Ils sont longtemps restés assis, sagement, à écouter les Nana Benz avant que quelques-uns ne se décident à se lever. Sur les rythmes chaloupés du quintet venu du Togo, ces détenus de la prison de Rennes-Vezin ont pu danser, sourire, rigoler et oublier quelques instants que leur quotidien est muré dans cette épaisse enceinte de béton. « C’était hyper bien, c’était frais, ça met la pêche », lâche François*, à la fin du set. Organisé dans le gymnase de la prison par le festival des Trans Musicales, ce concert était accessible à une trentaine de détenus de tous horizons. Il a fait résonner des voix féminines, féministes et des instruments de musique bidouillés que l’on n’entend jamais dans cette prison pour hommes. De la musique, les détenus en écoutent pourtant énormément quand ils sont en cellule. Laquelle ? Avec quel appareil ? A quel moment ? 20 Minutes leur a demandé.

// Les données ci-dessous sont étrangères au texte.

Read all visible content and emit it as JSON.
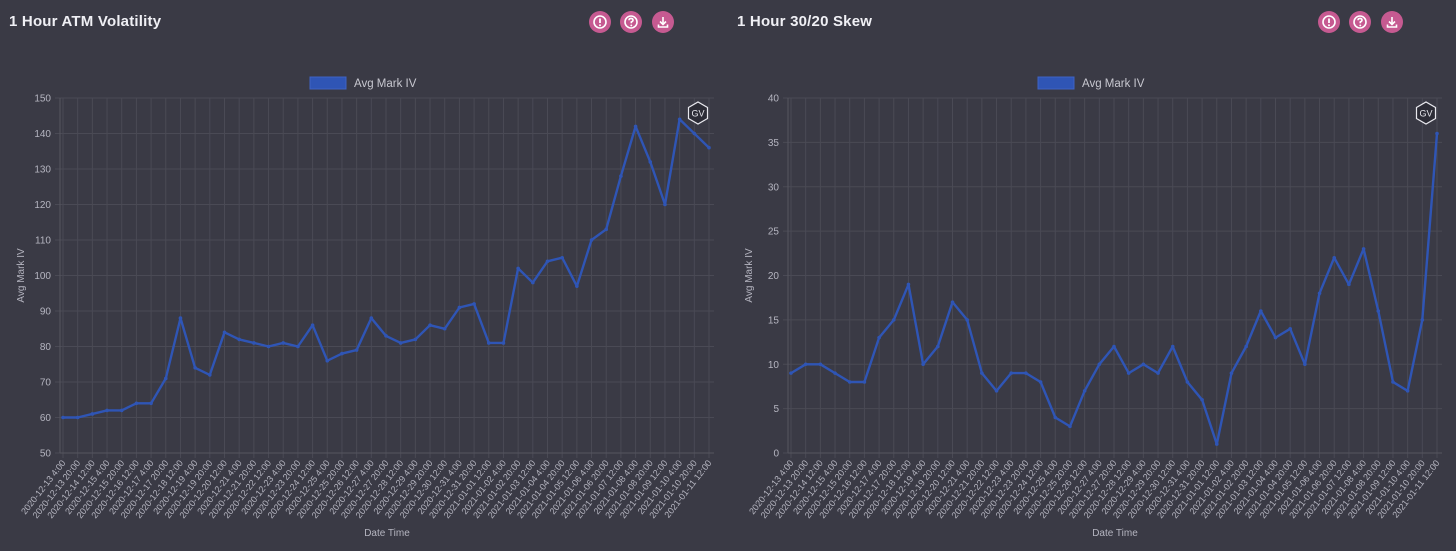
{
  "panels": [
    {
      "title": "1 Hour ATM Volatility",
      "icons": [
        "info-icon",
        "help-icon",
        "download-icon"
      ],
      "watermark": "GV"
    },
    {
      "title": "1 Hour 30/20 Skew",
      "icons": [
        "info-icon",
        "help-icon",
        "download-icon"
      ],
      "watermark": "GV"
    }
  ],
  "colors": {
    "background": "#3a3a45",
    "series": "#2f55b5",
    "grid": "#4a4a55",
    "icon_bg": "#c65a91"
  },
  "chart_data": [
    {
      "type": "line",
      "title": "1 Hour ATM Volatility",
      "xlabel": "Date Time",
      "ylabel": "Avg Mark IV",
      "ylim": [
        50,
        150
      ],
      "yticks": [
        50,
        60,
        70,
        80,
        90,
        100,
        110,
        120,
        130,
        140,
        150
      ],
      "legend": {
        "position": "top-center",
        "entries": [
          "Avg Mark IV"
        ]
      },
      "grid": true,
      "x_tick_labels": [
        "2020-12-13 4:00",
        "2020-12-13 20:00",
        "2020-12-14 12:00",
        "2020-12-15 4:00",
        "2020-12-15 20:00",
        "2020-12-16 12:00",
        "2020-12-17 4:00",
        "2020-12-17 20:00",
        "2020-12-18 12:00",
        "2020-12-19 4:00",
        "2020-12-19 20:00",
        "2020-12-20 12:00",
        "2020-12-21 4:00",
        "2020-12-21 20:00",
        "2020-12-22 12:00",
        "2020-12-23 4:00",
        "2020-12-23 20:00",
        "2020-12-24 12:00",
        "2020-12-25 4:00",
        "2020-12-25 20:00",
        "2020-12-26 12:00",
        "2020-12-27 4:00",
        "2020-12-27 20:00",
        "2020-12-28 12:00",
        "2020-12-29 4:00",
        "2020-12-29 20:00",
        "2020-12-30 12:00",
        "2020-12-31 4:00",
        "2020-12-31 20:00",
        "2021-01-01 12:00",
        "2021-01-02 4:00",
        "2021-01-02 20:00",
        "2021-01-03 12:00",
        "2021-01-04 4:00",
        "2021-01-04 20:00",
        "2021-01-05 12:00",
        "2021-01-06 4:00",
        "2021-01-06 20:00",
        "2021-01-07 12:00",
        "2021-01-08 4:00",
        "2021-01-08 20:00",
        "2021-01-09 12:00",
        "2021-01-10 4:00",
        "2021-01-10 20:00",
        "2021-01-11 12:00"
      ],
      "series": [
        {
          "name": "Avg Mark IV",
          "x": [
            "2020-12-13 4:00",
            "2020-12-13 20:00",
            "2020-12-14 12:00",
            "2020-12-15 4:00",
            "2020-12-15 20:00",
            "2020-12-16 12:00",
            "2020-12-17 4:00",
            "2020-12-17 20:00",
            "2020-12-18 12:00",
            "2020-12-19 4:00",
            "2020-12-19 20:00",
            "2020-12-20 12:00",
            "2020-12-21 4:00",
            "2020-12-21 20:00",
            "2020-12-22 12:00",
            "2020-12-23 4:00",
            "2020-12-23 20:00",
            "2020-12-24 12:00",
            "2020-12-25 4:00",
            "2020-12-25 20:00",
            "2020-12-26 12:00",
            "2020-12-27 4:00",
            "2020-12-27 20:00",
            "2020-12-28 12:00",
            "2020-12-29 4:00",
            "2020-12-29 20:00",
            "2020-12-30 12:00",
            "2020-12-31 4:00",
            "2020-12-31 20:00",
            "2021-01-01 12:00",
            "2021-01-02 4:00",
            "2021-01-02 20:00",
            "2021-01-03 12:00",
            "2021-01-04 4:00",
            "2021-01-04 20:00",
            "2021-01-05 12:00",
            "2021-01-06 4:00",
            "2021-01-06 20:00",
            "2021-01-07 12:00",
            "2021-01-08 4:00",
            "2021-01-08 20:00",
            "2021-01-09 12:00",
            "2021-01-10 4:00",
            "2021-01-10 20:00",
            "2021-01-11 12:00"
          ],
          "values": [
            60,
            60,
            61,
            62,
            62,
            64,
            64,
            71,
            88,
            74,
            72,
            84,
            82,
            81,
            80,
            81,
            80,
            86,
            76,
            78,
            79,
            88,
            83,
            81,
            82,
            86,
            85,
            91,
            92,
            81,
            81,
            102,
            98,
            104,
            105,
            97,
            110,
            113,
            128,
            142,
            132,
            120,
            144,
            140,
            136
          ]
        }
      ]
    },
    {
      "type": "line",
      "title": "1 Hour 30/20 Skew",
      "xlabel": "Date Time",
      "ylabel": "Avg Mark IV",
      "ylim": [
        0,
        40
      ],
      "yticks": [
        0,
        5,
        10,
        15,
        20,
        25,
        30,
        35,
        40
      ],
      "legend": {
        "position": "top-center",
        "entries": [
          "Avg Mark IV"
        ]
      },
      "grid": true,
      "x_tick_labels": [
        "2020-12-13 4:00",
        "2020-12-13 20:00",
        "2020-12-14 12:00",
        "2020-12-15 4:00",
        "2020-12-15 20:00",
        "2020-12-16 12:00",
        "2020-12-17 4:00",
        "2020-12-17 20:00",
        "2020-12-18 12:00",
        "2020-12-19 4:00",
        "2020-12-19 20:00",
        "2020-12-20 12:00",
        "2020-12-21 4:00",
        "2020-12-21 20:00",
        "2020-12-22 12:00",
        "2020-12-23 4:00",
        "2020-12-23 20:00",
        "2020-12-24 12:00",
        "2020-12-25 4:00",
        "2020-12-25 20:00",
        "2020-12-26 12:00",
        "2020-12-27 4:00",
        "2020-12-27 20:00",
        "2020-12-28 12:00",
        "2020-12-29 4:00",
        "2020-12-29 20:00",
        "2020-12-30 12:00",
        "2020-12-31 4:00",
        "2020-12-31 20:00",
        "2021-01-01 12:00",
        "2021-01-02 4:00",
        "2021-01-02 20:00",
        "2021-01-03 12:00",
        "2021-01-04 4:00",
        "2021-01-04 20:00",
        "2021-01-05 12:00",
        "2021-01-06 4:00",
        "2021-01-06 20:00",
        "2021-01-07 12:00",
        "2021-01-08 4:00",
        "2021-01-08 20:00",
        "2021-01-09 12:00",
        "2021-01-10 4:00",
        "2021-01-10 20:00",
        "2021-01-11 12:00"
      ],
      "series": [
        {
          "name": "Avg Mark IV",
          "x": [
            "2020-12-13 4:00",
            "2020-12-13 20:00",
            "2020-12-14 12:00",
            "2020-12-15 4:00",
            "2020-12-15 20:00",
            "2020-12-16 12:00",
            "2020-12-17 4:00",
            "2020-12-17 20:00",
            "2020-12-18 12:00",
            "2020-12-19 4:00",
            "2020-12-19 20:00",
            "2020-12-20 12:00",
            "2020-12-21 4:00",
            "2020-12-21 20:00",
            "2020-12-22 12:00",
            "2020-12-23 4:00",
            "2020-12-23 20:00",
            "2020-12-24 12:00",
            "2020-12-25 4:00",
            "2020-12-25 20:00",
            "2020-12-26 12:00",
            "2020-12-27 4:00",
            "2020-12-27 20:00",
            "2020-12-28 12:00",
            "2020-12-29 4:00",
            "2020-12-29 20:00",
            "2020-12-30 12:00",
            "2020-12-31 4:00",
            "2020-12-31 20:00",
            "2021-01-01 12:00",
            "2021-01-02 4:00",
            "2021-01-02 20:00",
            "2021-01-03 12:00",
            "2021-01-04 4:00",
            "2021-01-04 20:00",
            "2021-01-05 12:00",
            "2021-01-06 4:00",
            "2021-01-06 20:00",
            "2021-01-07 12:00",
            "2021-01-08 4:00",
            "2021-01-08 20:00",
            "2021-01-09 12:00",
            "2021-01-10 4:00",
            "2021-01-10 20:00",
            "2021-01-11 12:00"
          ],
          "values": [
            9,
            10,
            10,
            9,
            8,
            8,
            13,
            15,
            19,
            10,
            12,
            17,
            15,
            9,
            7,
            9,
            9,
            8,
            4,
            3,
            7,
            10,
            12,
            9,
            10,
            9,
            12,
            8,
            6,
            1,
            9,
            12,
            16,
            13,
            14,
            10,
            18,
            22,
            19,
            23,
            16,
            8,
            7,
            15,
            36
          ]
        }
      ]
    }
  ]
}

La chaîne hi-fi toujours en vie
La première des questions que l’on a posée, c’était de savoir comment on écoutait de la musique dans un environnement où le téléphone portable est interdit. « On a une chaîne hi-fi dans la cellule où on peut mettre des CD. C’est la famille qui nous apporte des disques au parloir, c’est autorisé », explique Kenny. Pour avoir la chaîne hi-fi, il faut « cantiner », c’est-à-dire l’acheter au « magasin » de l’administration pénitentiaire. D’autres utilisent les vieilles consoles de jeux qui sont proposées. Mais certains n’ont pas cette chance. « Je n’ai rien dans ma cellule. Avant d’être incarcéré, je passais un temps énorme sur YouTube et ça me manque. Du coup, on allume la télé et on met CStar et W9 pour avoir les clips », raconte Quentin, qui n’est pas incarcéré depuis longtemps. La plupart des détenus ont une quinzaine, voire une vingtaine de disques dans leur collection qu’ils reçoivent au parloir ou par colis. « Nous avons une médiathèque où ils peuvent emprunter des CD mais elle n’est pas très utilisée. Certains en empruntent de temps en temps », explique Chloé Boivin, coordinatrice culturelle de l’établissement pénitentiaire.
Du rap, du rap et… du rap
Si la médiathèque n’a pas un succès fou, c’est peut-être parce qu’elle offre un choix éclectique un peu éloigné des goûts de ses résidents. « On a de tout : du classique, du jazz manouche, du rock… On veut proposer des découvertes », ajoute la coordinatrice culturelle. Car soyons clairs, parmi tous les détenus que nous avons interrogés, tous nous ont parlé de rap. Mais pas que ! « Moi, j’écoute presque que du rap US, un peu de dancehall jamaïcain aussi ». Mehdi a « une quinzaine d’albums » dans sa cellule. Des noms ? « Travis Scott, Migos, Meek Mill. J’ai du reggae aussi, du Bob Marley. Souvent, on en met le soir après manger, c’est plus calme, ça détend », explique le jeune homme. Son pote Kenny est plutôt branché rap français. « Koba LaD, Gazo, Ninho. J’ai un album de 50 Cent aussi. Et un peu de musique gitane. » De la musique, il en écoute « toute la journée, pour occuper ».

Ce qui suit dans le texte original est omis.